In 2008, the Meigs County Department of Job and Family Services Family Services Child Support Enforcement Agency collected over $3 million in child support, which was a record amount.
Supervisor Don Snyder said the $3 million mark has been a goal the unit has been striving to reach for the past few years, coming close in 2006 when it collected $2.9 million and 2007 when it closed the year at $2.8 million. Snyder, along with his MCDJFS co-workers, recognized CSEA staff during the agency’s recent in-service training.
MCDJFS Interim Director Barb Chapman reported the actual figure the CSEA collected was $3,050,665.
“Snyder, (agency attorney) John Custer and CSEA staff do an excellent job getting support dollars for the children they represent,” Chapman said. “To be able to increase collections in today’s economy is remarkable.”

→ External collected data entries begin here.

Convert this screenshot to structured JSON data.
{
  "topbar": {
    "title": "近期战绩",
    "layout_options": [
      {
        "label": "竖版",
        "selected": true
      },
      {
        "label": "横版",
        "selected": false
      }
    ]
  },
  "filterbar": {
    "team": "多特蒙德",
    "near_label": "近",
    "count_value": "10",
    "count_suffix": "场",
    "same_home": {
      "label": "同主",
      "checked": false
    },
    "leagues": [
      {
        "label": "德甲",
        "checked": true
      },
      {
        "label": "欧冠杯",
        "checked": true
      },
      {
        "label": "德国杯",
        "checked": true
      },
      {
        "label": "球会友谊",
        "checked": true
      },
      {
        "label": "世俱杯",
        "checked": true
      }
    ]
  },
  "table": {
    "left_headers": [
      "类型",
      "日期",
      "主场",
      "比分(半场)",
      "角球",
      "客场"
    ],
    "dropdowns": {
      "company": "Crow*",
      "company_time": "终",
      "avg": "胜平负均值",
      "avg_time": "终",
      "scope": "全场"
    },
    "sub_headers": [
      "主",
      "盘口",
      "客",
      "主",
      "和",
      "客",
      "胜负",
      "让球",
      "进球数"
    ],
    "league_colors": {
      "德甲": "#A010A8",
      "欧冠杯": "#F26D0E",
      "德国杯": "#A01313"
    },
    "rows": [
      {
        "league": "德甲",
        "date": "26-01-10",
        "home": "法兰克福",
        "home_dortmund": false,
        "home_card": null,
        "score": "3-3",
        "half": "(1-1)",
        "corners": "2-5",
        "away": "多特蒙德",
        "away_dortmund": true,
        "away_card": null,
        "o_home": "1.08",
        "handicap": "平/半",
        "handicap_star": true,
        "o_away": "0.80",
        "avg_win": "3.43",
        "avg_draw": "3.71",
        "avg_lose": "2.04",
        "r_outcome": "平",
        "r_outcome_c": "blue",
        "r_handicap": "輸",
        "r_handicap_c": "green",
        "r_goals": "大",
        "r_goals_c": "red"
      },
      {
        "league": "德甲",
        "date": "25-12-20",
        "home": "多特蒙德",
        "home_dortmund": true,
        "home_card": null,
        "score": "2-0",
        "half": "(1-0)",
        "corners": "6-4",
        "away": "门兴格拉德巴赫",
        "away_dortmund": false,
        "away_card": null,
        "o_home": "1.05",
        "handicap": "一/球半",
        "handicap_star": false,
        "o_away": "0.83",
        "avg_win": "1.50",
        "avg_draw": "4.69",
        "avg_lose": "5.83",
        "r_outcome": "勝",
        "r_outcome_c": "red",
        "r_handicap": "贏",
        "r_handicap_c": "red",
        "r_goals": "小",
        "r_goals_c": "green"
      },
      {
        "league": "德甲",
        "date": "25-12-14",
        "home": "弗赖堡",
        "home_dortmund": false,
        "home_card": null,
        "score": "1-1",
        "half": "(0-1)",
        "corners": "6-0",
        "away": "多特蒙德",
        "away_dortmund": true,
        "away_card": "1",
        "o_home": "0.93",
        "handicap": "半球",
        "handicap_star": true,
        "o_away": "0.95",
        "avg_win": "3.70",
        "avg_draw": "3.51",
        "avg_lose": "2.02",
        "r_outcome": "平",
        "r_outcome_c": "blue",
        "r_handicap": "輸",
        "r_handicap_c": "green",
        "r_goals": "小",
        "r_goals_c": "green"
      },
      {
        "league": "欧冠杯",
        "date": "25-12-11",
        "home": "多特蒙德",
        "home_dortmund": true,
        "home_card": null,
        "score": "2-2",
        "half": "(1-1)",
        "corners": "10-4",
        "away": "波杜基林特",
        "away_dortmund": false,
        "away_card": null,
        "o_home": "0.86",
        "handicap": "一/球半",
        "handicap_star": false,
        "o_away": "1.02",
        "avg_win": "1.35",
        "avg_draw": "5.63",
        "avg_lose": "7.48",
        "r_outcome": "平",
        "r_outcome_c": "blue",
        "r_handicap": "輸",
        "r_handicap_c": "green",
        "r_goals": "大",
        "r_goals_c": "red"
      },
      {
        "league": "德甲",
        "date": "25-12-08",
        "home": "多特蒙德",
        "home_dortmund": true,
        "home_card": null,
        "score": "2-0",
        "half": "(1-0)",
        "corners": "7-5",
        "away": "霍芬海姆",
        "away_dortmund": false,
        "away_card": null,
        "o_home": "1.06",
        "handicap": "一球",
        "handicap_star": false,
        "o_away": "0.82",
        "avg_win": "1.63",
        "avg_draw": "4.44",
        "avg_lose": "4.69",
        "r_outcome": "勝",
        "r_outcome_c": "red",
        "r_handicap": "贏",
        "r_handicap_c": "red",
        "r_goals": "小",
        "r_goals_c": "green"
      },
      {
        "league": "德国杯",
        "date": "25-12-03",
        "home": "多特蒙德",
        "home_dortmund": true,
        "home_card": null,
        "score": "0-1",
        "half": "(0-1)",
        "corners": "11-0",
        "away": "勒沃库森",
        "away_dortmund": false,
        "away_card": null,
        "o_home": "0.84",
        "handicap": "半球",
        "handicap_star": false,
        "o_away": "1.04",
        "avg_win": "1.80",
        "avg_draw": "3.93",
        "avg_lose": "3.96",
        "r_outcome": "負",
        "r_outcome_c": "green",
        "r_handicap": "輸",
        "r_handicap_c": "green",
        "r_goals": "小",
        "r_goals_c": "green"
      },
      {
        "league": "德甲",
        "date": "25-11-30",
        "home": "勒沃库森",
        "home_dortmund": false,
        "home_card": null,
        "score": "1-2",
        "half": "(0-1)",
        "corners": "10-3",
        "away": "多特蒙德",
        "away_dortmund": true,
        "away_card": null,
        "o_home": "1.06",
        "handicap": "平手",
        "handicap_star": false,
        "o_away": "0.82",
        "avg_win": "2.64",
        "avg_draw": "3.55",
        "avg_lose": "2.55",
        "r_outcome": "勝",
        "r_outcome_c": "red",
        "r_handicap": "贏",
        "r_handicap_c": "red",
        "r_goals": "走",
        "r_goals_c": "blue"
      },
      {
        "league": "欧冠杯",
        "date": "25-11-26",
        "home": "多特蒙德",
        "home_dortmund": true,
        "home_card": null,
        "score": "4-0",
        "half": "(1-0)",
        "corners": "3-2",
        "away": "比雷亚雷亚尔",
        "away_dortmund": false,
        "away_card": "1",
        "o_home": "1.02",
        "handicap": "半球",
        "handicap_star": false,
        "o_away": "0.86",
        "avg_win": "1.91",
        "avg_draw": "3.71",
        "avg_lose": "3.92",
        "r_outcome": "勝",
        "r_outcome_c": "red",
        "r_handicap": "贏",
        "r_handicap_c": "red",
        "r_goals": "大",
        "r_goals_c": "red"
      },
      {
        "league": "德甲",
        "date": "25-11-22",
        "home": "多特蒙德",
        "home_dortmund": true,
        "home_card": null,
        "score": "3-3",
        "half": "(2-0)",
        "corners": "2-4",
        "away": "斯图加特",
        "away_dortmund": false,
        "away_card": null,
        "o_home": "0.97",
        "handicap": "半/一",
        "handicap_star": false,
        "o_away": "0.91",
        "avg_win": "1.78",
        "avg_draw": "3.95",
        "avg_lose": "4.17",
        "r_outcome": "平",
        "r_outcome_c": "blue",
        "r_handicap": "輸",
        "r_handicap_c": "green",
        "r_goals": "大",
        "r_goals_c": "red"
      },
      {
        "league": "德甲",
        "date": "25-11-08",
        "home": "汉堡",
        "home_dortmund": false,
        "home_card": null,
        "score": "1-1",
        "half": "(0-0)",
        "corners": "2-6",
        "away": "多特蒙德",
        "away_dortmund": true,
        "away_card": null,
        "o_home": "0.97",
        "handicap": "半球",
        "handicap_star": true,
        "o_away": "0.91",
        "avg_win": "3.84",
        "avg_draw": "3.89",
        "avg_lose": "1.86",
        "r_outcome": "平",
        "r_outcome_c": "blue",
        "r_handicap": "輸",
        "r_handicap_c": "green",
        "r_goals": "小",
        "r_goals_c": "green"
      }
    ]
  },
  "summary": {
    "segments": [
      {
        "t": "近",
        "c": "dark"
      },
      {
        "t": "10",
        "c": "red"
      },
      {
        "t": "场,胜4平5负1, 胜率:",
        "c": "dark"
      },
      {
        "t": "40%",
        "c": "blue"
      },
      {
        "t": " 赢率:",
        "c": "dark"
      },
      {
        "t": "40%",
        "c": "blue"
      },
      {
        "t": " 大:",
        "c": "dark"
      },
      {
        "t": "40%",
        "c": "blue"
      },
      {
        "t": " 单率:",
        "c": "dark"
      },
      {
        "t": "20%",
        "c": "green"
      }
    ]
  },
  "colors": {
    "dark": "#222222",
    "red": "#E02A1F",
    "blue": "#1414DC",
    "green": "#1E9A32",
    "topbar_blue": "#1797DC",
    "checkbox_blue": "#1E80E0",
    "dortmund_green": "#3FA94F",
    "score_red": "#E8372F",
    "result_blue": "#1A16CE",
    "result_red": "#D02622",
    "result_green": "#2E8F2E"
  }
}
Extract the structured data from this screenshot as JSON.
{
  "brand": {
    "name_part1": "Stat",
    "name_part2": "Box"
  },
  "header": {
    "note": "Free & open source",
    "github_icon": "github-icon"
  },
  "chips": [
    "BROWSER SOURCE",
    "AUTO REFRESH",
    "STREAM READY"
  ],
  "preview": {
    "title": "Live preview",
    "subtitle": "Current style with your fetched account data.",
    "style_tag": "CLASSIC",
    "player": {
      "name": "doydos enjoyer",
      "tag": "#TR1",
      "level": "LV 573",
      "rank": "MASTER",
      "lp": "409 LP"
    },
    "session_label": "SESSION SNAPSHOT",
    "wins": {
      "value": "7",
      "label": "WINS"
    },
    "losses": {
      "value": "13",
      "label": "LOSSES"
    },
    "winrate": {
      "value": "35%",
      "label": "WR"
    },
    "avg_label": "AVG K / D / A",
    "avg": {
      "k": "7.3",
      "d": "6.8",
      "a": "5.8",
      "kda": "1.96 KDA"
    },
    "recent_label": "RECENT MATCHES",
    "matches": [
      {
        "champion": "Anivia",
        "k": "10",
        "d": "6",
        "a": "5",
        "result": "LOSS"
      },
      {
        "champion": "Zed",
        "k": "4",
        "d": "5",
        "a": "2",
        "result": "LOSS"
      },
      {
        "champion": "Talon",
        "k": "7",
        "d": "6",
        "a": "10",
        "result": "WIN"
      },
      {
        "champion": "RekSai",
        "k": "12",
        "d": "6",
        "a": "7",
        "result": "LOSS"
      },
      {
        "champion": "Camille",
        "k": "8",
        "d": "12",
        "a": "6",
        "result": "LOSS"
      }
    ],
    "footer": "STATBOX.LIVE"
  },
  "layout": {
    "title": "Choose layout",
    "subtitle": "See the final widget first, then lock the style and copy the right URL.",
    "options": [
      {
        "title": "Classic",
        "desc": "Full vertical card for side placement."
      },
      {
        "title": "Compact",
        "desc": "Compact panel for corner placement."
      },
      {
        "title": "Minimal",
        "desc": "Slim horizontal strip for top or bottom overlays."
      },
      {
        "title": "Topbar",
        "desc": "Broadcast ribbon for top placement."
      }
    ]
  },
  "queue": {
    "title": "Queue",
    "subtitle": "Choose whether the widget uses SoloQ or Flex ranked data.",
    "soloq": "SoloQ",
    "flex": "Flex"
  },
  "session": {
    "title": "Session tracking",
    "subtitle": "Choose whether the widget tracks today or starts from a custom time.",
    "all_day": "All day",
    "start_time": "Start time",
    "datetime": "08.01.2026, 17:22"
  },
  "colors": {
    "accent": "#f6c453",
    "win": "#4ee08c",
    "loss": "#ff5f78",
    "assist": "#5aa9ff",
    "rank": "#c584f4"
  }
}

Meigs County CSEA works with 2,236 child support cases, according to Chapman, who added that although staff are not always successful in collection on all of their cases for a variety of reasons, they continue to strive to increase collections.
The agency does take advantage of many tools available under the Ohio Revised Code to assist in collection, such as intercepting income tax refunds, attaching bank accounts, wage garnishment, property liens, drivers license suspensions, professional license suspensions, along with civil contempt and federal nonsupport orders.
Chapman said an example of how these tools are applied came when employee Randy Smith collected $11,917 in back child support on one case in 2008 when a passport suspension was put in place.
“It was quite an exciting day when someone hands over that amount of money and you know what it will mean to the children of the family,” Chapman said.
Chapman said the success of the agency is directly related to the cooperation and coordination between MCDJFS staff, the county prosecutor’s office and the court systems of Meigs County Common Pleas Judge Fred Crow and Juvenile Court Judge L. Scott Powell.
“Their commitment to protect and provide for the innocent children play a major role in making it possible to provide the children with the child support they deserve,” Chapman added.